3.5 let’s-call-them-romantic-trysts out of 4
Gaspar Noé’s Love is a film that does not skirt the line between art and pornography, it does everything short of filming two characters on a casting couch. Characters in love are nothing more than vehicles for sex, angst, and non-linear storytelling. The film is a testament to Noé’s strengths as a director—as a man in love with the idea of skewering, satirizing, and perverting love.
Love tells the story of a threesome of characters gone wrong—quite literally. Opening with the narration of lead male character Murphy, Noé immediately tells his audience that we are not to root for any of these characters. The American Murphy narrates his circumstances by insulting his partner, suggesting that the relationship they share is exclusively a result of the young boy they parent.
Murphy’s story is told in shades of red, green, yellow, and blue, and Benoît Debie’s cinematography paints every scene with individual splashes of colour. The manner in which the film’s overall vocabulary is determined by colour is masterful. Noé’s own direction lends an incredibly detached feeling to the proceedings, often to convey that the audience is nothing more than a group of voyeurs spying on the private lives of intimate people. Noé’s choice to introduce frequent cuts during sequences also points to time’s non-linearity, as well as the audience’s detachment.
Love is very much the story of a relationship, and the film begins with a phone call from a mother concerned about her daughter’s disappearance. Electra, Murphy’s ex-girlfriend, has gone missing, and over the course of 135 excruciatingly long minutes, the audience learns about the many possible reasons for her disappearance.
The film is an evaluation of Murphy’s current frame of mind, as well as Electra’s own psyche, but the decision to frame the two characters together is evidence that Noé wants his audience to believe that the two are inseparable. That Murphy and Omi, the mother of his child, are often framed apart, or with a visual intrusion separating the two is a not-so-subtle hint that the parents are not to be together.
The film promotes itself as a love story, and an explicit amount of time is devoted to exploring the more elicit aspects of Love’s relationship with sex. Noé has stated that many of Love’s more intimate scenes are not choreographed. One assumes that the decision to not stage intimate moments is a desire to portray a kind of gritty realism. The fact is, so much of Love is filled with gratuitous sex that, after the second or third time Electra and Murphy consummate their relationship, I began taking note of subtle shifts in facial expression, lighting, actor positioning, actor positioning, stage layout, and, in the instances that characters were wearing any amount of clothing, costuming.
There’s serious commentary to be made about North American films and their almost castrated approach to love and sex, but Love takes European films’ fascination with the human body to almost cryptographic levels.
For example, in two separate scenes, near the beginning and end of the film, Electra and Murphy have sex. In the first, they make love in a room lit red. The sheets are silk or satin or some other such material. There is nothing on the walls. The two are naked. They are rough with one another. Noé films his actors from overhead.

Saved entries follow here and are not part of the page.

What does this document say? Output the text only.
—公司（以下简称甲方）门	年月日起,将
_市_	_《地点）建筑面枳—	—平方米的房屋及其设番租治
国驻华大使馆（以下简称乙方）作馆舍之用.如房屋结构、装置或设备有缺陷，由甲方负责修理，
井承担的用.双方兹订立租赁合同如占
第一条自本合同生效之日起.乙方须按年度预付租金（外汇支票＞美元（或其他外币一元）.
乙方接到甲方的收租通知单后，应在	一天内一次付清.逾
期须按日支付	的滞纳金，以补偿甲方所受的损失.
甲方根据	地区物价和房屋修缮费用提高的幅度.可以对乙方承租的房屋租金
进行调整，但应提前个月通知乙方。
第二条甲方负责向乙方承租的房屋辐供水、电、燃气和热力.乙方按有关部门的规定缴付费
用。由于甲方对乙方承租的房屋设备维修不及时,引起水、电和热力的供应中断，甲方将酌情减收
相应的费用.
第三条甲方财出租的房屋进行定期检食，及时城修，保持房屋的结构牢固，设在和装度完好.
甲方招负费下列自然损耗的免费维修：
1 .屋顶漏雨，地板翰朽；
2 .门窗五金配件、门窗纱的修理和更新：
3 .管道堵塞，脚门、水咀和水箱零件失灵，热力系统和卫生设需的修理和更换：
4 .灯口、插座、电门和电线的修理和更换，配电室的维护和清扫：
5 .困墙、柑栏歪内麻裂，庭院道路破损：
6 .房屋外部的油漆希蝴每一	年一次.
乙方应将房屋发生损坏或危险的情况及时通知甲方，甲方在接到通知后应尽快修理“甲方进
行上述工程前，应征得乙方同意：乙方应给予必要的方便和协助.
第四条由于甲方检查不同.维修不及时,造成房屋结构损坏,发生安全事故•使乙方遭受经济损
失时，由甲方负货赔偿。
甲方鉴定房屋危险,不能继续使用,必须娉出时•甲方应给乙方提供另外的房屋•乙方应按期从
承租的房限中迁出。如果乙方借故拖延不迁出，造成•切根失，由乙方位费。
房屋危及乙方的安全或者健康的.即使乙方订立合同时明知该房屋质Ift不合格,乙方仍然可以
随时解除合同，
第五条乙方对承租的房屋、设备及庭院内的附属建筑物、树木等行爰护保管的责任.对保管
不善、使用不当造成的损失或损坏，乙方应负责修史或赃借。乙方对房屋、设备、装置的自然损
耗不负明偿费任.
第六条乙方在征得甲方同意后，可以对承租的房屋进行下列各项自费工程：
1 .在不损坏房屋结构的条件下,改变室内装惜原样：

In the second, Murphy and Electra make love in a room lit yellow-orange. The sheets are white, low-cost cotton. There is nothing on the walls, but the room is filled with the hallmarks of a student dorm. The characters are both wearing white underwear. They are unfamiliar with each other’s bodies, and they are gentle. Noé films his actors in profile.
Circumstances have changed between these two scenes. The audience learns more about Electra and Murphy than one would ever hope to learn. The couple has fallen in lust, and then in love, and then in despair. The two characters are almost unrecognizable between both scenes. Where Noé succeeds is in his depiction of character growth through orgasm. Each intimate moment is shot after a new character reveal. Electra and Murphy grow from students, to lovers, to addicts, to monsters, to humans, and the audience follows them on their journey.
Despite my rating, this is not a good film by any means. Love often plays out like the fever dream of an art-obsessed pornstar. “The world misunderstands my art, therefore I must show the world the art within my art,” one imagines the pornstar bemoaning. Love, however, is a film that must be seen, because it challenges notions of conventional romance—forcing upon its viewers a world filled with lust and sex. In short, it is the most artistic trash I have ever had the honourable dishonour of forcing myself to sit through.